Valen Drethar: The Weight of Broken Words
He learned the taste of ash before he learned the meaning of mercy.
Valen Drethar was born beneath a sky the color of cooling embers, in the outer marches of the Kingdom of Draymar, where oaths were sworn loudly and broken quietly. His village, Kestrel’s Wake, clung to the edge of the Scorched Highlands like a wound that refused to heal. The land still remembered an ancient war between gods and mortals; the soil cracked with heat in summer, and at night the wind carried whispers that sounded too much like prayer.
Valen’s father was an oath-knight sworn to House Vaelor, his armor etched with invocation glyphs and blood-seals that glowed faintly whenever a promise was spoken aloud. From him, Valen learned that words mattered, that vows had weight, and that breaking them left scars the world could feel. From his mother, a quiet woman who lit lanterns for the lost every Moonwake Night, he learned something else entirely: that not every promise was meant to be kept.
The night the lanterns failed, Valen was twelve.
A false treaty had been signed in Ebonreach, inked with lies, bound by ritual, and shattered within hours by betrayal. The magic of the broken oath rippled outward like a shockwave. In Kestrel’s Wake, doors burst open, blood-seals flared into blinding light, and something unseen screamed as if the land itself had been struck.

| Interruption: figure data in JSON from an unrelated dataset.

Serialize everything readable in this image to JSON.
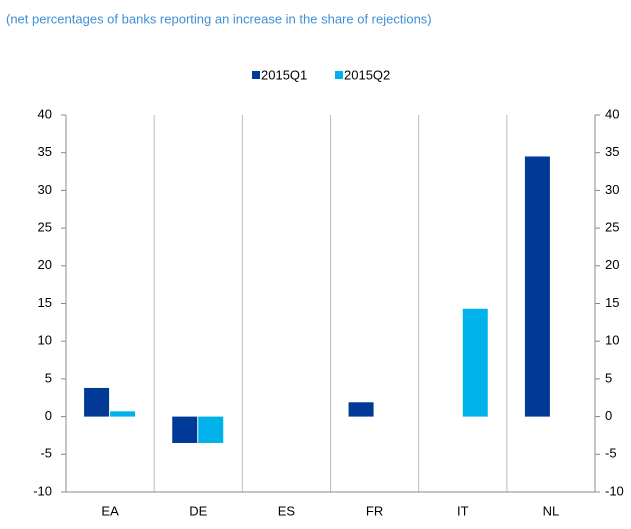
{
  "chart_data": {
    "type": "bar",
    "subtitle": "(net percentages of banks reporting an increase in the share of rejections)",
    "categories": [
      "EA",
      "DE",
      "ES",
      "FR",
      "IT",
      "NL"
    ],
    "series": [
      {
        "name": "2015Q1",
        "color": "#003a96",
        "values": [
          3.8,
          -3.5,
          0,
          1.9,
          0,
          34.5
        ]
      },
      {
        "name": "2015Q2",
        "color": "#00b1ea",
        "values": [
          0.7,
          -3.5,
          0,
          0,
          14.3,
          0
        ]
      }
    ],
    "ylim": [
      -10,
      40
    ],
    "yticks": [
      -10,
      -5,
      0,
      5,
      10,
      15,
      20,
      25,
      30,
      35,
      40
    ],
    "legend": "top"
  }
}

Valen watched his father fall to one knee, spectral chains wrapping around his chest as the invocation turned inward. Broken Word Flare, he would later learn the name, does not care who is guilty, only that a promise nearby has died. His father’s last breath tasted of iron and disbelief.
By morning, Kestrel’s Wake was empty.
The survivors scattered. Some blamed House Vaelor. Some blamed the Everflame Church. Valen blamed the silence that followed the screams, the way the world accepted the broken oath and moved on.

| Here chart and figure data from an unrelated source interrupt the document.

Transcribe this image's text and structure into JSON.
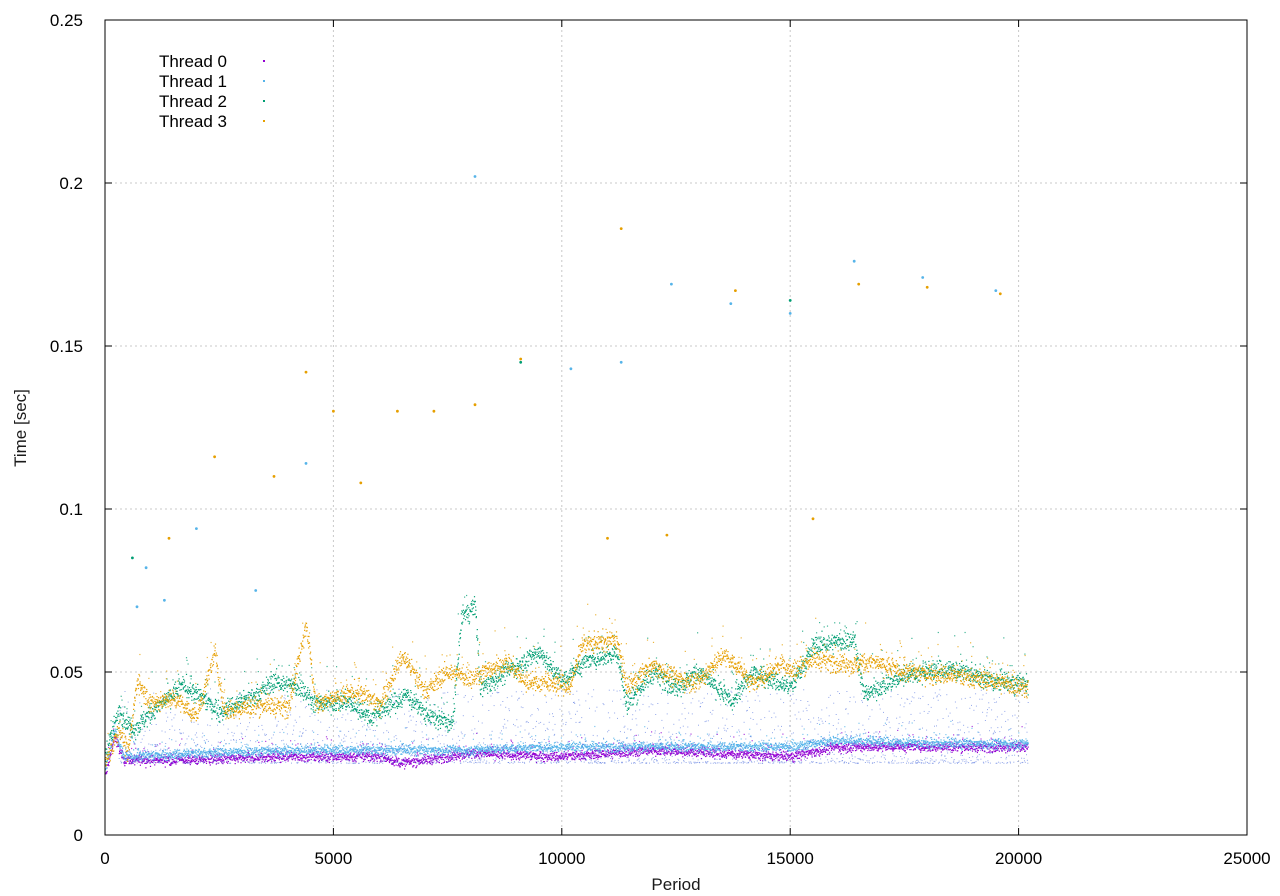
{
  "chart_data": {
    "type": "scatter",
    "title": "",
    "xlabel": "Period",
    "ylabel": "Time [sec]",
    "xlim": [
      0,
      25000
    ],
    "ylim": [
      0,
      0.25
    ],
    "x_ticks": [
      "0",
      "5000",
      "10000",
      "15000",
      "20000",
      "25000"
    ],
    "y_ticks": [
      "0",
      "0.05",
      "0.1",
      "0.15",
      "0.2",
      "0.25"
    ],
    "grid": true,
    "legend_position": "top-left",
    "series": [
      {
        "name": "Thread 0",
        "color": "#9400d3",
        "marker": "dot",
        "x_range": [
          0,
          20200
        ],
        "baseline": [
          [
            0,
            0.018
          ],
          [
            200,
            0.03
          ],
          [
            400,
            0.023
          ],
          [
            2000,
            0.023
          ],
          [
            4000,
            0.024
          ],
          [
            6000,
            0.024
          ],
          [
            6500,
            0.022
          ],
          [
            8000,
            0.025
          ],
          [
            10000,
            0.024
          ],
          [
            12000,
            0.026
          ],
          [
            15000,
            0.024
          ],
          [
            16000,
            0.027
          ],
          [
            18000,
            0.027
          ],
          [
            20200,
            0.027
          ]
        ],
        "spread": 0.0015,
        "outliers": []
      },
      {
        "name": "Thread 1",
        "color": "#56b4e9",
        "marker": "dot",
        "x_range": [
          0,
          20200
        ],
        "baseline": [
          [
            0,
            0.02
          ],
          [
            200,
            0.032
          ],
          [
            400,
            0.024
          ],
          [
            2000,
            0.025
          ],
          [
            4000,
            0.026
          ],
          [
            6000,
            0.026
          ],
          [
            8000,
            0.026
          ],
          [
            10000,
            0.027
          ],
          [
            12000,
            0.027
          ],
          [
            15000,
            0.027
          ],
          [
            16000,
            0.029
          ],
          [
            18000,
            0.028
          ],
          [
            20200,
            0.028
          ]
        ],
        "spread": 0.0015,
        "scatter_band": [
          0.022,
          0.045
        ],
        "outliers": [
          [
            700,
            0.07
          ],
          [
            900,
            0.082
          ],
          [
            1300,
            0.072
          ],
          [
            2000,
            0.094
          ],
          [
            3300,
            0.075
          ],
          [
            4400,
            0.114
          ],
          [
            8100,
            0.202
          ],
          [
            10200,
            0.143
          ],
          [
            11300,
            0.145
          ],
          [
            12400,
            0.169
          ],
          [
            13700,
            0.163
          ],
          [
            15000,
            0.16
          ],
          [
            16400,
            0.176
          ],
          [
            17900,
            0.171
          ],
          [
            19500,
            0.167
          ]
        ]
      },
      {
        "name": "Thread 2",
        "color": "#009e73",
        "marker": "dot",
        "x_range": [
          0,
          20200
        ],
        "baseline": [
          [
            0,
            0.025
          ],
          [
            300,
            0.038
          ],
          [
            600,
            0.032
          ],
          [
            1200,
            0.04
          ],
          [
            1700,
            0.046
          ],
          [
            2500,
            0.038
          ],
          [
            3200,
            0.042
          ],
          [
            3700,
            0.047
          ],
          [
            4300,
            0.045
          ],
          [
            4600,
            0.04
          ],
          [
            5300,
            0.041
          ],
          [
            5800,
            0.036
          ],
          [
            6600,
            0.043
          ],
          [
            7000,
            0.037
          ],
          [
            7600,
            0.034
          ],
          [
            7800,
            0.067
          ],
          [
            8100,
            0.07
          ],
          [
            8200,
            0.045
          ],
          [
            9000,
            0.052
          ],
          [
            9500,
            0.056
          ],
          [
            10000,
            0.047
          ],
          [
            10500,
            0.053
          ],
          [
            11200,
            0.056
          ],
          [
            11400,
            0.04
          ],
          [
            12000,
            0.05
          ],
          [
            12500,
            0.045
          ],
          [
            13000,
            0.05
          ],
          [
            13700,
            0.041
          ],
          [
            14200,
            0.05
          ],
          [
            15000,
            0.045
          ],
          [
            15500,
            0.058
          ],
          [
            16400,
            0.06
          ],
          [
            16600,
            0.043
          ],
          [
            17500,
            0.049
          ],
          [
            18500,
            0.051
          ],
          [
            19500,
            0.047
          ],
          [
            20200,
            0.046
          ]
        ],
        "spread": 0.003,
        "outliers": [
          [
            600,
            0.085
          ],
          [
            9100,
            0.145
          ],
          [
            15000,
            0.164
          ]
        ]
      },
      {
        "name": "Thread 3",
        "color": "#e69f00",
        "marker": "dot",
        "x_range": [
          0,
          20200
        ],
        "baseline": [
          [
            0,
            0.022
          ],
          [
            300,
            0.033
          ],
          [
            500,
            0.025
          ],
          [
            700,
            0.048
          ],
          [
            1000,
            0.04
          ],
          [
            1500,
            0.042
          ],
          [
            2000,
            0.036
          ],
          [
            2400,
            0.056
          ],
          [
            2600,
            0.038
          ],
          [
            3500,
            0.04
          ],
          [
            4000,
            0.039
          ],
          [
            4400,
            0.065
          ],
          [
            4600,
            0.04
          ],
          [
            5500,
            0.044
          ],
          [
            6000,
            0.04
          ],
          [
            6500,
            0.055
          ],
          [
            7000,
            0.044
          ],
          [
            7500,
            0.05
          ],
          [
            8000,
            0.048
          ],
          [
            8800,
            0.053
          ],
          [
            9200,
            0.047
          ],
          [
            10200,
            0.046
          ],
          [
            10400,
            0.058
          ],
          [
            11200,
            0.06
          ],
          [
            11400,
            0.045
          ],
          [
            12000,
            0.052
          ],
          [
            12500,
            0.048
          ],
          [
            13000,
            0.047
          ],
          [
            13500,
            0.055
          ],
          [
            13800,
            0.052
          ],
          [
            14200,
            0.046
          ],
          [
            14800,
            0.053
          ],
          [
            15000,
            0.05
          ],
          [
            15500,
            0.054
          ],
          [
            16400,
            0.052
          ],
          [
            16800,
            0.053
          ],
          [
            17500,
            0.05
          ],
          [
            18500,
            0.049
          ],
          [
            19500,
            0.047
          ],
          [
            20200,
            0.045
          ]
        ],
        "spread": 0.003,
        "outliers": [
          [
            1400,
            0.091
          ],
          [
            2400,
            0.116
          ],
          [
            3700,
            0.11
          ],
          [
            4400,
            0.142
          ],
          [
            5000,
            0.13
          ],
          [
            5600,
            0.108
          ],
          [
            6400,
            0.13
          ],
          [
            7200,
            0.13
          ],
          [
            8100,
            0.132
          ],
          [
            9100,
            0.146
          ],
          [
            11000,
            0.091
          ],
          [
            11300,
            0.186
          ],
          [
            12300,
            0.092
          ],
          [
            13800,
            0.167
          ],
          [
            15500,
            0.097
          ],
          [
            16500,
            0.169
          ],
          [
            18000,
            0.168
          ],
          [
            19600,
            0.166
          ]
        ]
      }
    ]
  }
}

He walked to Ebonreach alone.
The city of black stone and gold banners did not welcome or reject him; it simply absorbed him. Valen slept beneath arches engraved with ancient compacts, listened to nobles argue in courts where lies were polished until they shone, and learned to read the subtle tremor in the air when a vow was spoken without intent. He discovered he could feel it in his bones, a tightening, a heat behind the eyes, whenever truth and falsehood brushed too close together.
The Oathwrights of Crownshade noticed.
They tested him not with spells, but with questions. Would he enforce a vow that doomed a thousand to save a king? Would he break a promise to prevent a greater lie? Valen answered honestly every time, even when his answers disqualified him from favor.

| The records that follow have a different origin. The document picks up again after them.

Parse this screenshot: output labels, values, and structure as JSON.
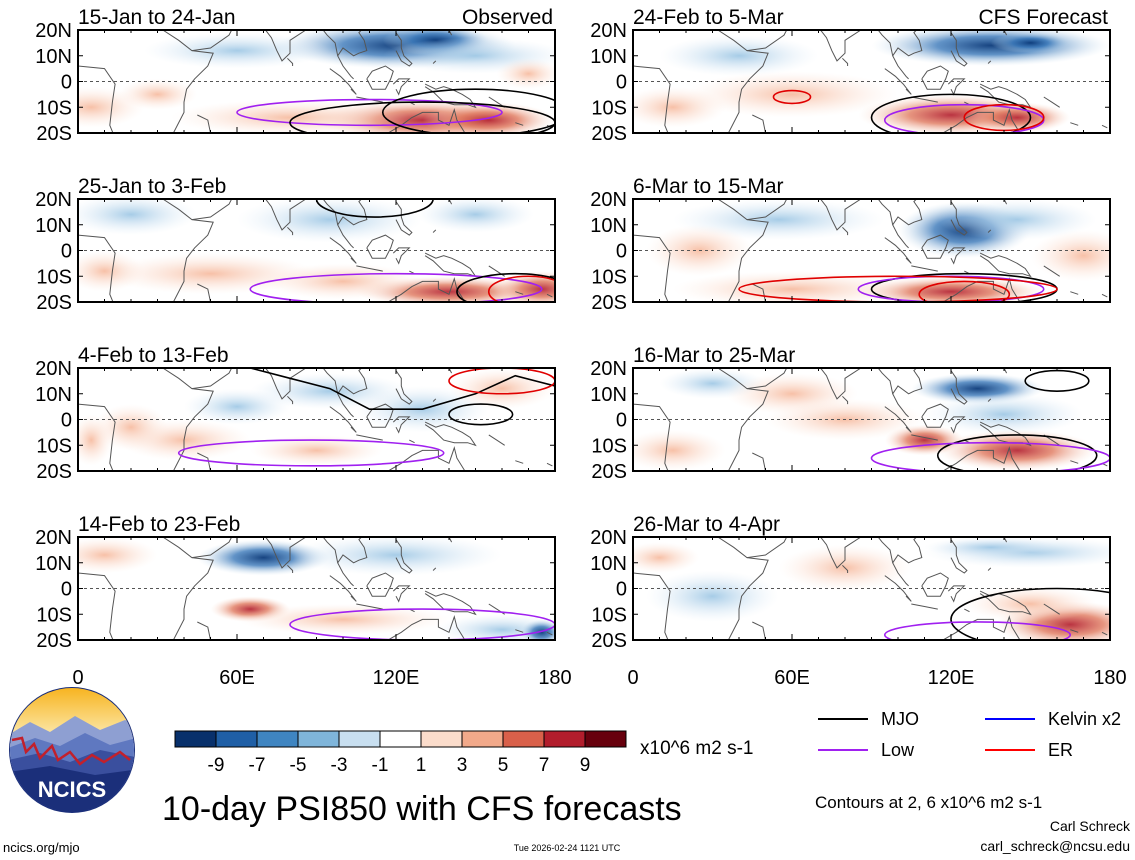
{
  "chart_data": {
    "type": "heatmap",
    "title": "10-day PSI850 with CFS forecasts",
    "colorbar": {
      "unit": "x10^6 m2 s-1",
      "tick_labels": [
        "-9",
        "-7",
        "-5",
        "-3",
        "-1",
        "1",
        "3",
        "5",
        "7",
        "9"
      ],
      "colors": [
        "#08306b",
        "#1f5fa6",
        "#3f85c1",
        "#7fb5da",
        "#c8dff0",
        "#ffffff",
        "#fbdccb",
        "#f2a98a",
        "#d9604a",
        "#b21d2c",
        "#67000d"
      ]
    },
    "x_axis": {
      "ticks": [
        "0",
        "60E",
        "120E",
        "180"
      ],
      "range": [
        0,
        180
      ]
    },
    "y_axis": {
      "ticks": [
        "20N",
        "10N",
        "0",
        "10S",
        "20S"
      ],
      "range": [
        -20,
        20
      ]
    },
    "panel_labels": {
      "observed": "Observed",
      "forecast": "CFS Forecast"
    },
    "panels": [
      {
        "date": "15-Jan to 24-Jan",
        "source": "observed"
      },
      {
        "date": "25-Jan to 3-Feb",
        "source": "observed"
      },
      {
        "date": "4-Feb to 13-Feb",
        "source": "observed"
      },
      {
        "date": "14-Feb to 23-Feb",
        "source": "observed"
      },
      {
        "date": "24-Feb to 5-Mar",
        "source": "forecast"
      },
      {
        "date": "6-Mar to 15-Mar",
        "source": "forecast"
      },
      {
        "date": "16-Mar to 25-Mar",
        "source": "forecast"
      },
      {
        "date": "26-Mar to 4-Apr",
        "source": "forecast"
      }
    ],
    "legend": [
      {
        "label": "MJO",
        "color": "#000000"
      },
      {
        "label": "Kelvin x2",
        "color": "#0000ff"
      },
      {
        "label": "Low",
        "color": "#a020f0"
      },
      {
        "label": "ER",
        "color": "#ff0000"
      }
    ],
    "contours_note": "Contours at 2, 6 x10^6 m2 s-1"
  },
  "logo": {
    "text": "NCICS"
  },
  "footer": {
    "site": "ncics.org/mjo",
    "timestamp": "Tue 2026-02-24 1121 UTC",
    "author": "Carl Schreck",
    "email": "carl_schreck@ncsu.edu"
  }
}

That honesty earned him a collar of sigils and a blade etched with blood-glyphs: an Oathbound Initiate.
Years passed. Valen learned Blood Seal, binding liars until the truth clawed its way free. He learned Ancestor’s Wrath, calling spectral echoes of his lineage, though his father’s spirit never answered. And in the quiet hours before dawn, he learned the most dangerous lesson of all: that vows, like fire, could warm or consume depending on how tightly you held them.
His breaking point came at Blackmere Keep.
The ruins loomed over the marsh like a forgotten accusation. Inside, a knight of old, half-man, half-echo, guarded a shattered throne, cursed to relive his betrayal forever. The Hollow Wraith did not attack Valen when he entered. Instead, it asked a question.
“Did your oath save them?”
The air thickened. Old magic waited.
Valen could have sealed the Wraith, bound it with righteous invocation, and walked away praised. Instead, he did something no Oathwright was trained to do. He spoke a vow he knew he would break.
“I will remember you,” he said.
The lie rang like a cracked bell.
The curse unraveled, not erased, but loosened. The Wraith faltered, its form blurring as memories long frozen shifted. When it vanished, Blackmere Keep fell silent for the first time in centuries.
Valen left his sigil collar on the throne.
Now he walks the roads between kingdoms, a vowless man carrying too many promises in his wake. Lantern folk sometimes see him on Moonwake Night, standing at the edge of the shore, lighting candles for names the world has forgotten. In places where treaties fracture and blood-oaths strain, people swear they feel a presence, a man who listens when promises falter.
Some call him a heretic.
Others call him necessary.
Valen Drethar calls himself neither.
He has learned that truth does not always survive being spoken, but sometimes, it survives being carried.